Although Law no. 2802 does not stipulate that there must be a permission or decision given by a competent authority to investigate or prosecute judges and prosecutors for their personal offences –except for the cases of in flagrante delicto– there is a separate regulation included therein regarding the investigation and prosecution authorities. Accordingly, at the time of the applicant’s detention, it was the chief public prosecutor’s office at the assize court closest to the assize court having jurisdiction in respect of his place of residence which was authorised to investigate the personal offences committed by judges and prosecutors, and the said assize court was authorised to conduct the final investigation.

Therefore, these provisions regarding the determination of investigation and prosecution authorities cannot be said to require a permission or decision for the investigation or prosecution of personal offences at the time of the applicant’s detention and in the subsequent period. Hence, there is no legal regulation that prevents judges and prosecutors from being investigated or prosecuted for their personal offences and thereby preventing the application of preventive measures, including detention, or seeking a permission or decision of the administrative authority.

In this case, the determination of whether the membership of an armed terrorist organisation for which the applicant was detained constitutes an individual offence or an offence related to his profession has a decisive importance in terms of the lawfulness of his detention.

As stated in the relevant statutory provisions as well as judicial decisions, the membership of a terrorist organisation imputed to the applicant is a personal offence, and therefore there is no need for a permission or decision of any administrative authority to conduct an investigation against him for the imputed offence and to order his detention as part of preventive measures. Thus, there is no legal obstacle to detain the applicant, who was serving as a judge, for his membership of a terrorist organisation, which constitutes a personal offence.

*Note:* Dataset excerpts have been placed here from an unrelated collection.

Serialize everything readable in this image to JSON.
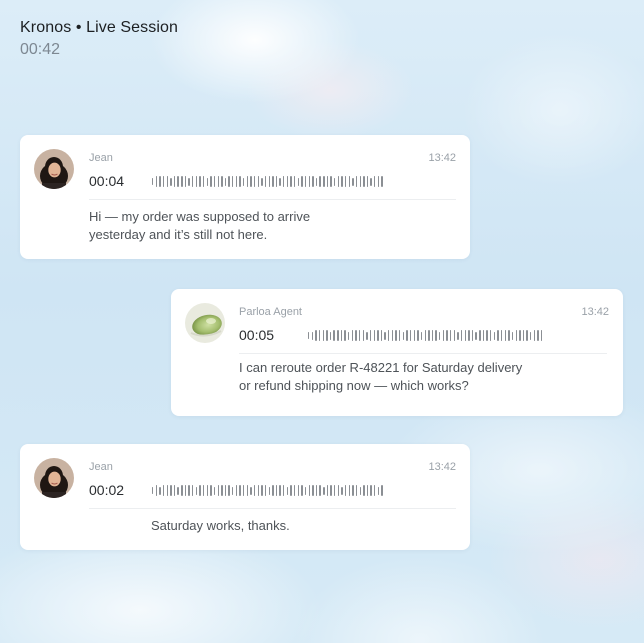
{
  "session": {
    "title": "Kronos • Live Session",
    "elapsed": "00:42"
  },
  "messages": [
    {
      "sender": "Jean",
      "time": "13:42",
      "duration": "00:04",
      "text_lines": [
        "Hi — my order was supposed to arrive",
        "yesterday and it’s still not here."
      ],
      "avatar": "jean-avatar"
    },
    {
      "sender": "Parloa Agent",
      "time": "13:42",
      "duration": "00:05",
      "text_lines": [
        "I can reroute order R-48221 for Saturday delivery",
        "or refund shipping now — which works?"
      ],
      "avatar": "parloa-agent-avatar"
    },
    {
      "sender": "Jean",
      "time": "13:42",
      "duration": "00:02",
      "text_lines": [
        "Saturday works, thanks."
      ],
      "avatar": "jean-avatar"
    }
  ],
  "colors": {
    "background": "#d3e9f6",
    "card": "#ffffff",
    "waveform": "#8b8f94"
  }
}
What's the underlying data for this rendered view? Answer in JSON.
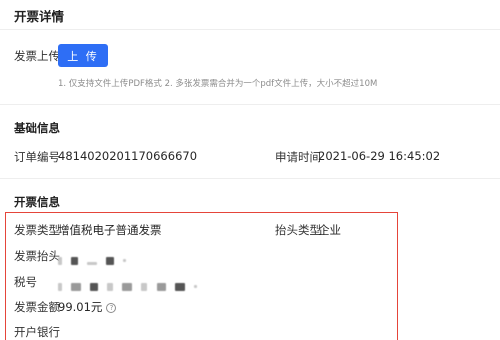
{
  "page": {
    "title": "开票详情"
  },
  "upload": {
    "label": "发票上传",
    "button_label": "上 传",
    "hint": "1. 仅支持文件上传PDF格式 2. 多张发票需合并为一个pdf文件上传，大小不超过10M"
  },
  "basic_info": {
    "title": "基础信息",
    "order_no_label": "订单编号",
    "order_no_value": "4814020201170666670",
    "apply_time_label": "申请时间",
    "apply_time_value": "2021-06-29 16:45:02"
  },
  "invoice_info": {
    "title": "开票信息",
    "invoice_type_label": "发票类型",
    "invoice_type_value": "增值税电子普通发票",
    "header_type_label": "抬头类型",
    "header_type_value": "企业",
    "invoice_header_label": "发票抬头",
    "tax_no_label": "税号",
    "amount_label": "发票金额",
    "amount_value": "99.01元",
    "help_icon_glyph": "?",
    "bank_label": "开户银行"
  },
  "colors": {
    "primary": "#2e6ef5",
    "highlight_border": "#e5453a"
  }
}
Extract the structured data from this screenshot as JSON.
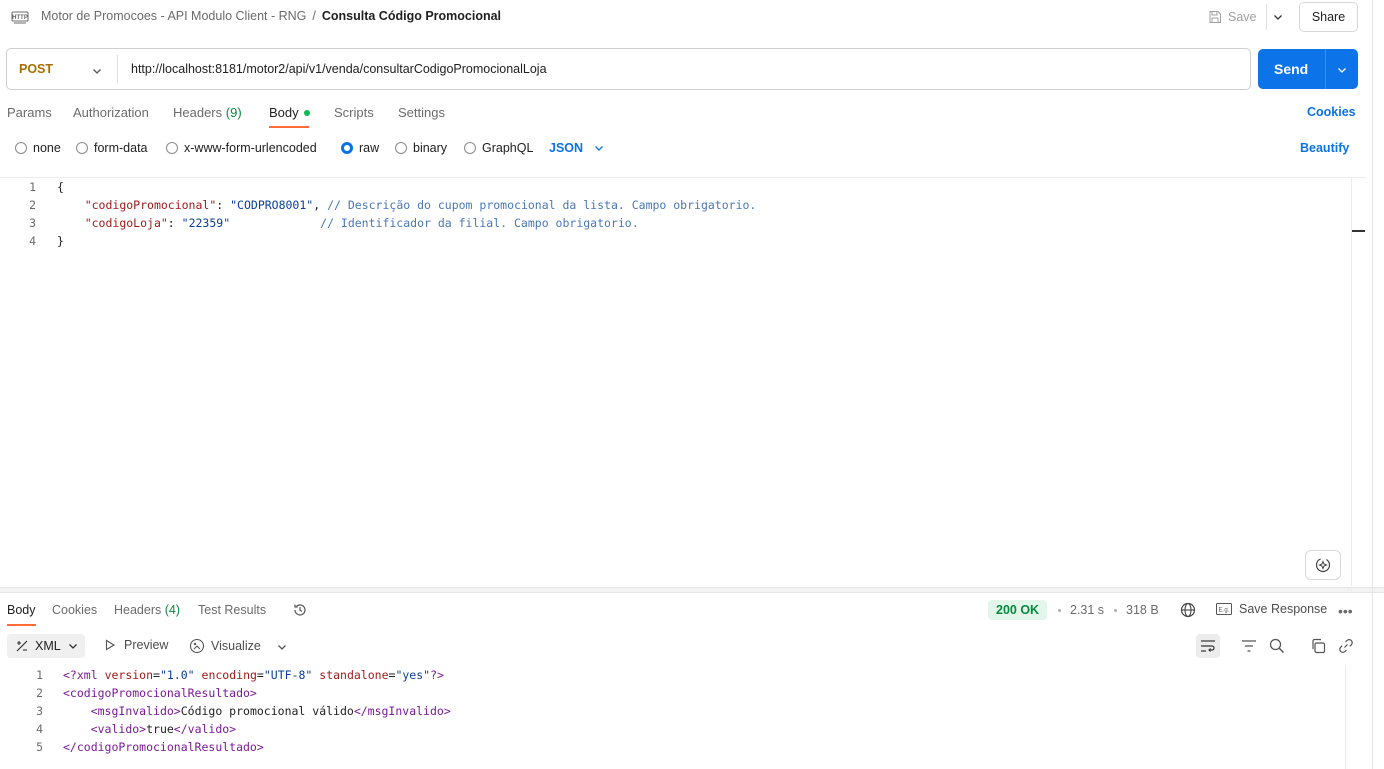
{
  "topbar": {
    "breadcrumb_parent": "Motor de Promocoes - API Modulo Client - RNG",
    "breadcrumb_separator": "/",
    "breadcrumb_current": "Consulta Código Promocional",
    "save_label": "Save",
    "share_label": "Share"
  },
  "request": {
    "method": "POST",
    "url": "http://localhost:8181/motor2/api/v1/venda/consultarCodigoPromocionalLoja",
    "send_label": "Send"
  },
  "request_tabs": {
    "params": "Params",
    "authorization": "Authorization",
    "headers": "Headers",
    "headers_count": "(9)",
    "body": "Body",
    "scripts": "Scripts",
    "settings": "Settings",
    "cookies": "Cookies",
    "active": "Body"
  },
  "body_types": {
    "none": "none",
    "form_data": "form-data",
    "urlencoded": "x-www-form-urlencoded",
    "raw": "raw",
    "binary": "binary",
    "graphql": "GraphQL",
    "selected": "raw",
    "language": "JSON",
    "beautify": "Beautify"
  },
  "request_body": {
    "line_numbers": [
      "1",
      "2",
      "3",
      "4"
    ],
    "open_brace": "{",
    "close_brace": "}",
    "key1": "\"codigoPromocional\"",
    "val1": "\"CODPRO8001\"",
    "comment1": "// Descrição do cupom promocional da lista. Campo obrigatorio.",
    "key2": "\"codigoLoja\"",
    "val2": "\"22359\"",
    "comment2": "// Identificador da filial. Campo obrigatorio."
  },
  "response_tabs": {
    "body": "Body",
    "cookies": "Cookies",
    "headers": "Headers",
    "headers_count": "(4)",
    "test_results": "Test Results",
    "active": "Body"
  },
  "response_meta": {
    "status": "200 OK",
    "time": "2.31 s",
    "size": "318 B",
    "save_response": "Save Response",
    "status_color": "#078a3f"
  },
  "response_toolbar": {
    "format": "XML",
    "preview": "Preview",
    "visualize": "Visualize"
  },
  "response_body": {
    "line_numbers": [
      "1",
      "2",
      "3",
      "4",
      "5"
    ],
    "decl_open": "<?xml",
    "attr_version": "version",
    "val_version": "\"1.0\"",
    "attr_encoding": "encoding",
    "val_encoding": "\"UTF-8\"",
    "attr_standalone": "standalone",
    "val_standalone": "\"yes\"",
    "decl_close": "?>",
    "root_open": "<codigoPromocionalResultado>",
    "msg_open": "<msgInvalido>",
    "msg_text": "Código promocional válido",
    "msg_close": "</msgInvalido>",
    "valido_open": "<valido>",
    "valido_text": "true",
    "valido_close": "</valido>",
    "root_close": "</codigoPromocionalResultado>"
  },
  "colors": {
    "accent_blue": "#0c73e8",
    "tab_underline": "#ff6c37",
    "method_post": "#a86d00",
    "status_green": "#078a3f"
  }
}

In this case, as regards the applicant, who was serving as a judge in the first instance court, it does not matter in terms of the lawfulness of his detention whether the membership of an armed terrorist organisation constitutes a case of in flagrante delicto.

In addition, it cannot be said that Law no. 2802 deprives judges and prosecutors from procedural safeguards in case of any personal offence. In this regard, in the absence of a certain decision of the competent judicial authority against the judge and prosecutor concerned, the law enforcement officials cannot apply any preventive measures on ground of their having committed a personal offence.

As a result, the applicant’s allegation that he had been detained in contravention of the procedural safeguards afforded to him by virtue of his profession has been considered ill-founded. Thus, the applicant’s detention had a legal basis.

Besides, it has been considered that the witness statements can be regarded as a strong indication of guilt on the part of the applicant. In addition, the grounds for the applicant’s detention, such as the risks of tampering with the evidence and fleeing, had factual basis. Lastly, the investigation of terrorist offences poses serious difficulties for the public authorities. Considering in particular the scope and nature of the investigations related to the coup attempt or the FETÖ/PDY as well as the characteristics of the FETÖ/PDY, it is obvious that such investigations are much more difficult and complex than other criminal investigations. That being the case, considering the severity of the punishment imposed due to the imputed offence, along with the nature and gravity of the impugned act, it has been concluded that the applicant’s detention was proportionate.

Consequently, the Court has found inadmissible, as being manifestly ill-founded, the alleged violation of the right to personal liberty and security due to the unlawfulness of detention.

This press release prepared by the General Secretariat intends to inform the public and has no binding effect.